Regardless, there's still a lot of differences between how the Buffy universe was portrayed in the movie and TV show. Whether it was characterization, canon, tone, or even the general structure or rules of the universe, the two differ on a lot of things. And, if you're a die-hard fan of the show, that might just make you want to grab a stake, drive it into the movie's heart, and turn the damn thing to dust.

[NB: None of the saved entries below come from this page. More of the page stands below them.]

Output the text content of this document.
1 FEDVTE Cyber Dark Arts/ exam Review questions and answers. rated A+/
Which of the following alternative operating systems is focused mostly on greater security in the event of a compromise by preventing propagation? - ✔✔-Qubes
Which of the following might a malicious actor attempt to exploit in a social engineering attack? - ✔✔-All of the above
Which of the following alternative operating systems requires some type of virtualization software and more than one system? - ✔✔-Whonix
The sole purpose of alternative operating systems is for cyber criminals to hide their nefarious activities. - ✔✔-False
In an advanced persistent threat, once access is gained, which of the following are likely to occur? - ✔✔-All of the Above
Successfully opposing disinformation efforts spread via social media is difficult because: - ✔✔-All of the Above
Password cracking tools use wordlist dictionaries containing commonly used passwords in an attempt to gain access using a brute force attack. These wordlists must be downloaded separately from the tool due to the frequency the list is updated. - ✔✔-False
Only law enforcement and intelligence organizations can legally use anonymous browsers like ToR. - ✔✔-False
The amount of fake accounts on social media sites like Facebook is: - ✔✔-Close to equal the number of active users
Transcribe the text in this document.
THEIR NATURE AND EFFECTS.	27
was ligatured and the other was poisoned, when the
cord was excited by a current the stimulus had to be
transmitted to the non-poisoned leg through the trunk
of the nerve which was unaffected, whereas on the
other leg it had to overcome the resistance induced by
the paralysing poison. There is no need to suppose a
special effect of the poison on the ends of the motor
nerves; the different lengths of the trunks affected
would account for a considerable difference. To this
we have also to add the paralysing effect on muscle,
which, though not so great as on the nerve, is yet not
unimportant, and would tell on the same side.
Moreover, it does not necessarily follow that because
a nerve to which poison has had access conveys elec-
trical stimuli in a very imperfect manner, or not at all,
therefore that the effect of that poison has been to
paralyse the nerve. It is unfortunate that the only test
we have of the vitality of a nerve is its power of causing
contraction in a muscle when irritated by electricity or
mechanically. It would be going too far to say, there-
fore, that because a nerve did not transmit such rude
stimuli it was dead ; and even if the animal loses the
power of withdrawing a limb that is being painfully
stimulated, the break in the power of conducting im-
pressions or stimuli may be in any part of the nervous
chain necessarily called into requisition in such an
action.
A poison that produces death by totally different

The Movie Is Frivolous & Far Less Dark

Whedon once explained about Buffy The Vampire Slayer, that the "original script for the movie was kind of dark and scary and it was comedic, but the final product was much more a broad comedy." Alongside Kirsty Swanson's vacuous, valley girl portrayal of Buffy, was also the fact that the movie had a lighthearted, and camp approach to horror. While the show was obviously fun, and often hilarious, it also maintained a dark and creepy tone, delivering much of its horror with a sincerity and depth that was sadly absent from the movie.


The Movie's Version Of "Slayer-Lore" Is Different From That Of The Show

You may remember that a voiceover intro for the first season of Buffy explained, "In ever generation there is a chosen one, she alone will stand against the vampires, the demons, and the forces of darkness. She is the Slayer." In the movie, however, Slayers are described as bearing "the birthmark, the mark of the coven," which denotes that the young woman is "the only one with the strength or skill," to stop vampires. In the show, of course, there's no Slayer "birthmark" and there's definitely more forces of evil than just vampires that she needs to fight.


Movie-Buffy Resembles Cordelia Chase More Than She Resembles TV-Buffy

Movie-Buffy epitomizes every unfair stereotype of what a Valley Girl is. She's vapid, shallow, and can be pretty mean, and as such she has far more in common with mean girl Cordelia, than she does with the Buffy we know and love from the show.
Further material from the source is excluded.